第6話
星が瞬いている。空はすっかり暗くなり、波が砂をさらう心地よい音が耳をくすぐる。
エレは話を聞き疲れたのだろう、〈ゼフィルス〉の翼を広げて、ソファに背中を預けるようにして眠っている。時どき、むずむず口を動かして寝言を言ったり、びくっと指が震えたりする。夢を見ている証拠だ。義体であるクィには決して起こりえない現象だ。
身体を一部でも機械に置き換え、義体化した人間は、なぜか「夢」というものを喪失する。義体化した人間の睡眠は、完全な無だ。眠気に負けて目を閉じれば、次の瞬間にはもう目が覚めている。全身を機械に置き換えたクィにとっても、それは例外ではなかった。
クィは火を絶やさないように、時どき枝を折っては火に投げ入れながら、赤い光に照らされたエレの寝顔を見ていた。こんな状況でも眠れるとは、大した図太さだと感心した。もっとも生身の人間なら、眠らなくてはまともな活動もできないだろう。
クィは、これからエレをどうするかを考えていた。
――自分とエレでは何もかもが違う。活動時間、食事や生理的な現象の有無……例えばクィは、その気になれば数十時間も休憩せずに空を飛び続けることができる。だが、ただの生身の人間である彼女にそんなことが可能かどうか、分からない。クィにとってエレは、テクノロジーをある程度共有しているとはいえ、千年以上の時を隔てた未知の生命体に等しいのだ。

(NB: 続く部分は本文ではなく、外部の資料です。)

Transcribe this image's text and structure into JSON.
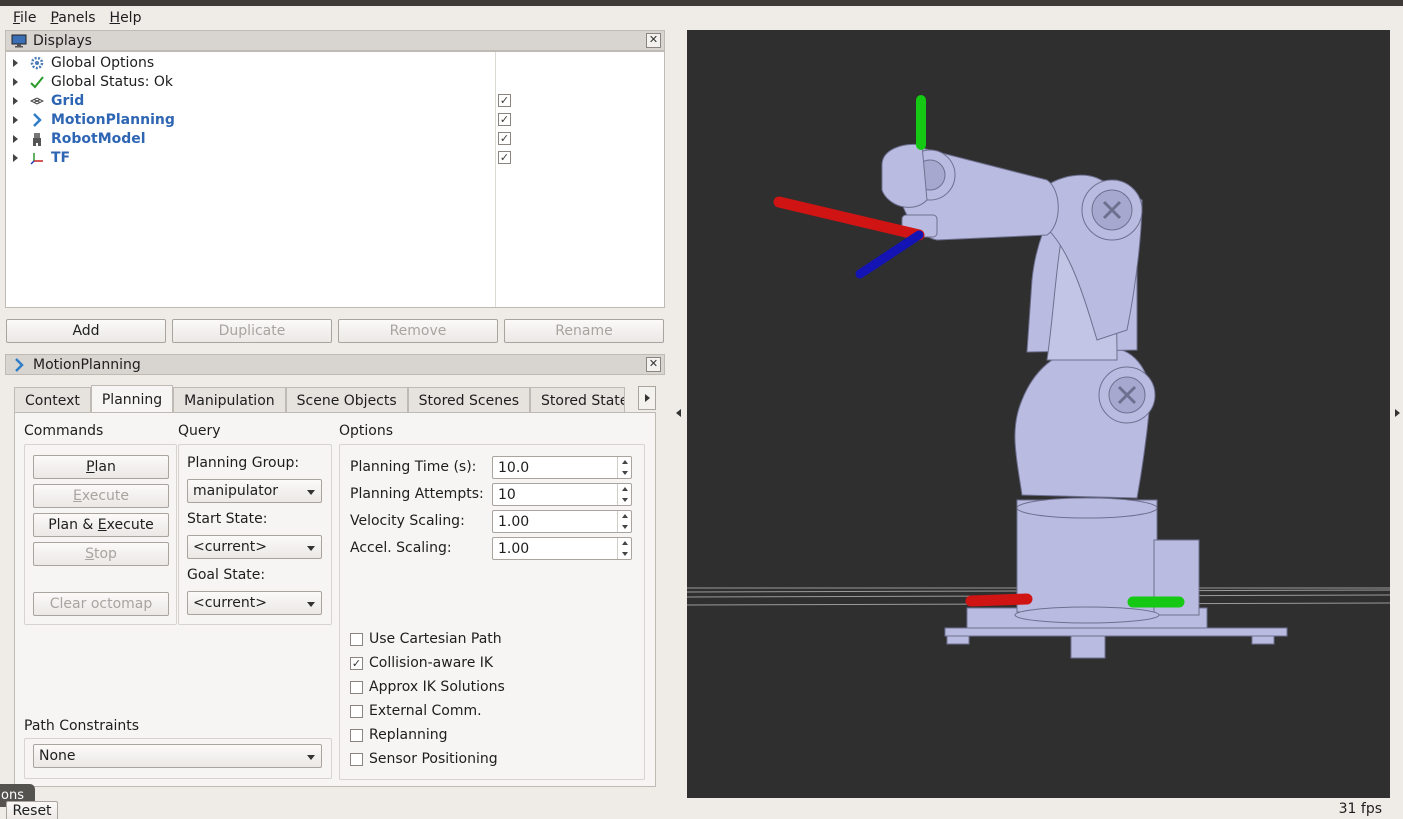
{
  "menubar": {
    "items": [
      {
        "pre": "",
        "key": "F",
        "rest": "ile"
      },
      {
        "pre": "",
        "key": "P",
        "rest": "anels"
      },
      {
        "pre": "",
        "key": "H",
        "rest": "elp"
      }
    ]
  },
  "displays": {
    "title": "Displays",
    "items": [
      {
        "label": "Global Options",
        "icon": "gear-icon",
        "checked": null
      },
      {
        "label": "Global Status: Ok",
        "icon": "check-icon",
        "checked": null
      },
      {
        "label": "Grid",
        "icon": "grid-icon",
        "checked": true
      },
      {
        "label": "MotionPlanning",
        "icon": "motion-planning-icon",
        "checked": true
      },
      {
        "label": "RobotModel",
        "icon": "robot-icon",
        "checked": true
      },
      {
        "label": "TF",
        "icon": "axes-icon",
        "checked": true
      }
    ],
    "buttons": {
      "add": "Add",
      "duplicate": "Duplicate",
      "remove": "Remove",
      "rename": "Rename"
    }
  },
  "motion_panel": {
    "title": "MotionPlanning",
    "tabs": [
      "Context",
      "Planning",
      "Manipulation",
      "Scene Objects",
      "Stored Scenes",
      "Stored State"
    ],
    "active_tab": "Planning",
    "commands": {
      "title": "Commands",
      "plan": {
        "key": "P",
        "rest": "lan"
      },
      "execute": {
        "pre": "",
        "key": "E",
        "rest": "xecute"
      },
      "plan_execute": {
        "pre": "Plan & ",
        "key": "E",
        "rest": "xecute"
      },
      "stop": {
        "key": "S",
        "rest": "top"
      },
      "clear_octomap": "Clear octomap"
    },
    "query": {
      "title": "Query",
      "planning_group_label": "Planning Group:",
      "planning_group_value": "manipulator",
      "start_state_label": "Start State:",
      "start_state_value": "<current>",
      "goal_state_label": "Goal State:",
      "goal_state_value": "<current>"
    },
    "options": {
      "title": "Options",
      "planning_time_label": "Planning Time (s):",
      "planning_time_value": "10.0",
      "planning_attempts_label": "Planning Attempts:",
      "planning_attempts_value": "10",
      "velocity_scaling_label": "Velocity Scaling:",
      "velocity_scaling_value": "1.00",
      "accel_scaling_label": "Accel. Scaling:",
      "accel_scaling_value": "1.00",
      "checkboxes": [
        {
          "label": "Use Cartesian Path",
          "checked": false
        },
        {
          "label": "Collision-aware IK",
          "checked": true
        },
        {
          "label": "Approx IK Solutions",
          "checked": false
        },
        {
          "label": "External Comm.",
          "checked": false
        },
        {
          "label": "Replanning",
          "checked": false
        },
        {
          "label": "Sensor Positioning",
          "checked": false
        }
      ]
    },
    "path_constraints": {
      "title": "Path Constraints",
      "value": "None"
    }
  },
  "bottom": {
    "tip": "ons",
    "reset": "Reset",
    "fps": "31 fps"
  },
  "colors": {
    "link_blue": "#2f66b4",
    "viewport_bg": "#2f2f2f",
    "robot": "#b9bbe0",
    "axis_x": "#d01414",
    "axis_y": "#14c814",
    "axis_z": "#1414b4"
  }
}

イデオロギーや生きてきた時代のことも違う。過ごしていく環境が違う。
また、枝を折って火にくべながら、クィは呆然と溜息をついた。
エレは数時間後、まだ夜明けが来る前に目を覚ました。ちょうど空が白み始めたころだった。彼女は大きく伸びをした後、クィに「おはよう」といった。
「よく眠っていたわね」
「クィは? 寝ていなかったの?」
「ええ。サイボーグは、そんなに眠らなくても平気なの」
「夢を見たよ。海の中を飛んでいる夢」
「海の中?」
「そう。周りが水ばっかりで、身体がとっても重いのに、なぜかすいすい飛んでいるの。軽やかに。魚よりずっと早く。水面がきらきら光ってて、揺れていた。周りが一面、真っ青だった。とってもきれいだった……」
そう言うなり、エレは〈ゼフィルス〉の身体を開いた。両手と両足を見る間に乗せていき、風を巻き起こして翼を広げると、そのまま浮かび上がる。
「どこに行くの?」
クィは不安になって咄嗟に叫んだ。エレは相手を小馬鹿にするような声で噴き出した。
「どこって、別に。ただ飛びたいときに飛ぶだけ!」
〈ゼフィルス〉の翅が、水平線の向こうから顔を出し始めたばかりの太陽に煌めいた。そう言うなりエレはひゅんっと風を切って飛んで行ってしまった。クィは言いようのない不安に襲われた。エレがそのまま、海の中へと消えて行ってしまうような気がしたのだ。
クィは砂浜に佇む
どこまでも続く水平線が、どんどん真っ白に染まっていく。それは今まさに昇ってこようとする太陽の光だ。この星を包む真っ白な陽光。それを切り裂くように、エレは飛んでいた。距離はおよそ五〇〇、速度一二〇。その気になればすぐに追いつける――と、目の前でエレが急に軌道を変えた。一瞬、翅を大きく広げ、海面へと突っ込むように落下していく。
クィははっとした。このまま海の中へと飛び込んで、海ふかく沈んでいってしまうのではないかと、そんなことを思ったのだ。しかし、彼女はぐるりと巨大な円を描くように軌道を上へ、上へと修正していく。空高く舞い上がると、そこで大きく翅を広げて減速、今度は水平に真っ直ぐ飛んでいく。
クィがそれを追いかけていくと、不意にエレは旋回し、こちらを向いた。そのまま翅を広げ、静止する。
「どうしたの?」
クィの通信に、エレは答えなかった。代わりに翅をはためかせ、ぶわっと光の粒子を撒き散らすと、それを巻き込むように身体を錐揉みさせながら、飛び去って行った。ついてこい、と言わんばかりの挑発的な飛行だ。クィはそれを、挑戦状だと受け取った。
飛び去っていく。離れていく。エレを、クィは追いかけた。